Bank stocks remained under pressure at the end of a week when all the big lenders reported figures that showed significant pressure on their earnings from the collapse in U.S. interest rates. JPMorgan (NYSE:JPM), Citigroup (NYSE:C), Wells Fargo (NYSE:WFC) and Bank of America (NYSE:BAC) all fell by between 0.5% and 1%.
More positively, Hertz Global (NYSE:HTZ) stock more than doubled after the bankrupt car rental company said it had agreed $1.7 billion in debtor-in-possession funding that could pave the way for it to leave Chapter 11. Meanwhile, Navistar (NYSE:NAV) stock rose over 20% on reports that Volkswagen (DE:VOWG_p)'s truck unit Traton is close to completing the buyout of minority shareholders .
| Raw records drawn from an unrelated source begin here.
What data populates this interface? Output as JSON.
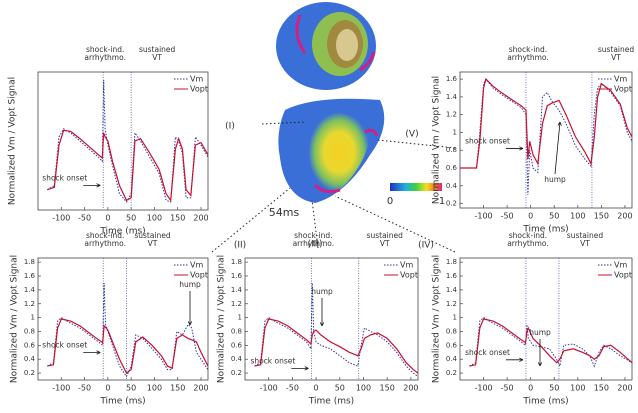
{
  "chart_data": [
    {
      "type": "line",
      "panel_label": "(I)",
      "xlabel": "Time (ms)",
      "ylabel": "Normalized Vm / Vopt Signal",
      "x": [
        -130,
        -115,
        -105,
        -95,
        -80,
        -60,
        -40,
        -20,
        -12,
        -9,
        -6,
        0,
        10,
        25,
        40,
        50,
        58,
        70,
        90,
        110,
        125,
        135,
        145,
        152,
        160,
        168,
        178,
        188,
        200,
        215
      ],
      "series": [
        {
          "name": "Vm",
          "color": "#33339a",
          "values": [
            0.25,
            0.3,
            0.9,
            1.0,
            0.95,
            0.85,
            0.75,
            0.65,
            0.6,
            1.6,
            1.0,
            0.8,
            0.55,
            0.2,
            0.1,
            0.2,
            0.95,
            0.85,
            0.65,
            0.45,
            0.12,
            0.1,
            0.9,
            0.85,
            0.7,
            0.15,
            0.15,
            0.9,
            0.8,
            0.65
          ]
        },
        {
          "name": "Vopt",
          "color": "#c8102e",
          "values": [
            0.25,
            0.28,
            0.8,
            0.98,
            0.97,
            0.88,
            0.78,
            0.68,
            0.64,
            0.95,
            0.9,
            0.85,
            0.6,
            0.3,
            0.12,
            0.15,
            0.85,
            0.88,
            0.7,
            0.5,
            0.2,
            0.12,
            0.75,
            0.88,
            0.75,
            0.25,
            0.18,
            0.8,
            0.83,
            0.68
          ]
        }
      ],
      "xlim": [
        -150,
        215
      ],
      "ylim": [
        0,
        1.7
      ],
      "xticks": [
        -100,
        -50,
        0,
        50,
        100,
        150,
        200
      ],
      "vlines": [
        -10,
        50
      ],
      "legend": "upper right",
      "annotations": [
        "shock-ind.",
        "arrhythmo.",
        "sustained",
        "VT",
        "shock onset"
      ]
    },
    {
      "type": "line",
      "panel_label": "(V)",
      "xlabel": "Time (ms)",
      "ylabel": "Normalized Vm / Vopt Signal",
      "x": [
        -150,
        -115,
        -108,
        -100,
        -95,
        -80,
        -60,
        -40,
        -20,
        -10,
        -6,
        -2,
        5,
        15,
        25,
        35,
        45,
        60,
        75,
        95,
        115,
        128,
        135,
        142,
        150,
        170,
        190,
        205,
        215
      ],
      "series": [
        {
          "name": "Vm",
          "color": "#33339a",
          "values": [
            0.6,
            0.6,
            1.0,
            1.55,
            1.6,
            1.5,
            1.42,
            1.35,
            1.28,
            1.2,
            0.3,
            0.8,
            0.6,
            0.55,
            1.4,
            1.45,
            1.35,
            1.25,
            1.1,
            0.85,
            0.7,
            0.62,
            1.2,
            1.5,
            1.55,
            1.45,
            1.3,
            1.0,
            0.9
          ]
        },
        {
          "name": "Vopt",
          "color": "#c8102e",
          "values": [
            0.6,
            0.6,
            0.9,
            1.5,
            1.6,
            1.52,
            1.44,
            1.37,
            1.3,
            1.25,
            0.7,
            0.9,
            0.75,
            0.65,
            1.1,
            1.3,
            1.33,
            1.36,
            1.2,
            0.95,
            0.78,
            0.65,
            0.95,
            1.4,
            1.55,
            1.47,
            1.32,
            1.05,
            0.95
          ]
        }
      ],
      "xlim": [
        -150,
        215
      ],
      "ylim": [
        0.15,
        1.68
      ],
      "xticks": [
        -100,
        -50,
        0,
        50,
        100,
        150,
        200
      ],
      "yticks": [
        0.2,
        0.4,
        0.6,
        0.8,
        1,
        1.2,
        1.4,
        1.6
      ],
      "vlines": [
        -10,
        130
      ],
      "legend": "upper right",
      "annotations": [
        "shock-ind.",
        "arrhythmo.",
        "sustained",
        "VT",
        "shock onset",
        "hump"
      ]
    },
    {
      "type": "line",
      "panel_label": "(II)",
      "xlabel": "Time (ms)",
      "ylabel": "Normalized Vm / Vopt Signal",
      "x": [
        -130,
        -117,
        -108,
        -100,
        -80,
        -60,
        -40,
        -20,
        -11,
        -8,
        -5,
        0,
        10,
        25,
        40,
        50,
        60,
        75,
        95,
        115,
        128,
        138,
        148,
        160,
        172,
        180,
        190,
        200,
        215
      ],
      "series": [
        {
          "name": "Vm",
          "color": "#33339a",
          "values": [
            0.3,
            0.35,
            0.95,
            1.0,
            0.92,
            0.85,
            0.75,
            0.65,
            0.6,
            1.5,
            0.9,
            0.8,
            0.6,
            0.3,
            0.15,
            0.3,
            0.75,
            0.7,
            0.55,
            0.4,
            0.25,
            0.25,
            0.8,
            0.75,
            0.9,
            0.85,
            0.5,
            0.4,
            0.25
          ]
        },
        {
          "name": "Vopt",
          "color": "#c8102e",
          "values": [
            0.3,
            0.32,
            0.85,
            0.98,
            0.95,
            0.88,
            0.78,
            0.68,
            0.64,
            0.88,
            0.86,
            0.82,
            0.65,
            0.4,
            0.2,
            0.25,
            0.65,
            0.72,
            0.6,
            0.45,
            0.3,
            0.27,
            0.7,
            0.75,
            0.7,
            0.68,
            0.65,
            0.5,
            0.3
          ]
        }
      ],
      "xlim": [
        -150,
        215
      ],
      "ylim": [
        0.1,
        1.86
      ],
      "xticks": [
        -100,
        -50,
        0,
        50,
        100,
        150,
        200
      ],
      "yticks": [
        0.2,
        0.4,
        0.6,
        0.8,
        1,
        1.2,
        1.4,
        1.6,
        1.8
      ],
      "vlines": [
        -10,
        40
      ],
      "legend": "upper right",
      "annotations": [
        "shock-ind.",
        "arrhythmo.",
        "sustained",
        "VT",
        "shock onset",
        "hump"
      ]
    },
    {
      "type": "line",
      "panel_label": "(III)",
      "xlabel": "Time (ms)",
      "ylabel": "Normalized Vm / Vopt Signal",
      "x": [
        -130,
        -117,
        -108,
        -100,
        -80,
        -60,
        -40,
        -20,
        -11,
        -8,
        -5,
        0,
        10,
        30,
        50,
        70,
        88,
        95,
        102,
        115,
        130,
        150,
        170,
        190,
        205,
        215
      ],
      "series": [
        {
          "name": "Vm",
          "color": "#33339a",
          "values": [
            0.3,
            0.35,
            0.95,
            1.0,
            0.92,
            0.85,
            0.75,
            0.65,
            0.55,
            1.5,
            0.8,
            0.65,
            0.6,
            0.55,
            0.45,
            0.35,
            0.3,
            0.6,
            0.85,
            0.8,
            0.75,
            0.65,
            0.5,
            0.3,
            0.2,
            0.15
          ]
        },
        {
          "name": "Vopt",
          "color": "#c8102e",
          "values": [
            0.3,
            0.32,
            0.85,
            0.98,
            0.95,
            0.88,
            0.78,
            0.68,
            0.62,
            0.75,
            0.8,
            0.82,
            0.75,
            0.65,
            0.58,
            0.5,
            0.45,
            0.55,
            0.7,
            0.75,
            0.78,
            0.7,
            0.55,
            0.35,
            0.25,
            0.2
          ]
        }
      ],
      "xlim": [
        -150,
        215
      ],
      "ylim": [
        0.1,
        1.86
      ],
      "xticks": [
        -100,
        -50,
        0,
        50,
        100,
        150,
        200
      ],
      "yticks": [
        0.2,
        0.4,
        0.6,
        0.8,
        1,
        1.2,
        1.4,
        1.6,
        1.8
      ],
      "vlines": [
        -10,
        90
      ],
      "legend": "upper right",
      "annotations": [
        "shock-ind.",
        "arrhythmo.",
        "sustained",
        "VT",
        "shock onset",
        "hump"
      ]
    },
    {
      "type": "line",
      "panel_label": "(IV)",
      "xlabel": "Time (ms)",
      "ylabel": "Normalized Vm / Vopt Signal",
      "x": [
        -130,
        -117,
        -108,
        -100,
        -80,
        -60,
        -40,
        -20,
        -11,
        -8,
        -5,
        5,
        20,
        40,
        55,
        62,
        70,
        90,
        110,
        125,
        135,
        145,
        155,
        170,
        190,
        215
      ],
      "series": [
        {
          "name": "Vm",
          "color": "#33339a",
          "values": [
            0.3,
            0.35,
            0.95,
            1.0,
            0.92,
            0.85,
            0.75,
            0.65,
            0.6,
            0.9,
            0.7,
            0.6,
            0.58,
            0.55,
            0.4,
            0.3,
            0.6,
            0.62,
            0.55,
            0.45,
            0.3,
            0.5,
            0.6,
            0.55,
            0.45,
            0.35
          ]
        },
        {
          "name": "Vopt",
          "color": "#c8102e",
          "values": [
            0.3,
            0.32,
            0.85,
            0.98,
            0.95,
            0.88,
            0.78,
            0.68,
            0.64,
            0.8,
            0.85,
            0.7,
            0.6,
            0.45,
            0.35,
            0.4,
            0.52,
            0.55,
            0.5,
            0.45,
            0.4,
            0.45,
            0.58,
            0.6,
            0.5,
            0.35
          ]
        }
      ],
      "xlim": [
        -150,
        215
      ],
      "ylim": [
        0.1,
        1.86
      ],
      "xticks": [
        -100,
        -50,
        0,
        50,
        100,
        150,
        200
      ],
      "yticks": [
        0.2,
        0.4,
        0.6,
        0.8,
        1,
        1.2,
        1.4,
        1.6,
        1.8
      ],
      "vlines": [
        -10,
        60
      ],
      "legend": "upper right",
      "annotations": [
        "shock-ind.",
        "arrhythmo.",
        "sustained",
        "VT",
        "shock onset",
        "hump"
      ]
    }
  ],
  "figure": {
    "time_stamp": "54ms",
    "colorbar_min": 0,
    "colorbar_max": 1
  }
}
Pfizer (NYSE:PFE) stock rose 2.2% after the pharma giant said it expects to apply for emergency use authorization for its experimental Covid-19 drug in the third week of November. Shares in its project partner Biontech (NASDAQ:BNTX), which are usually more sensitive to such news, rose 2.9% to a two-month high. The Pfizer/Biontech drug is one of the few big hopes for a Covid-19 treatment that hasn't yet run into trouble during its clinical trials. Eli Lilly (NYSE:LLY) and Johnson & Johnson both had to suspend their trials this week after unexplained illnesses among study participants.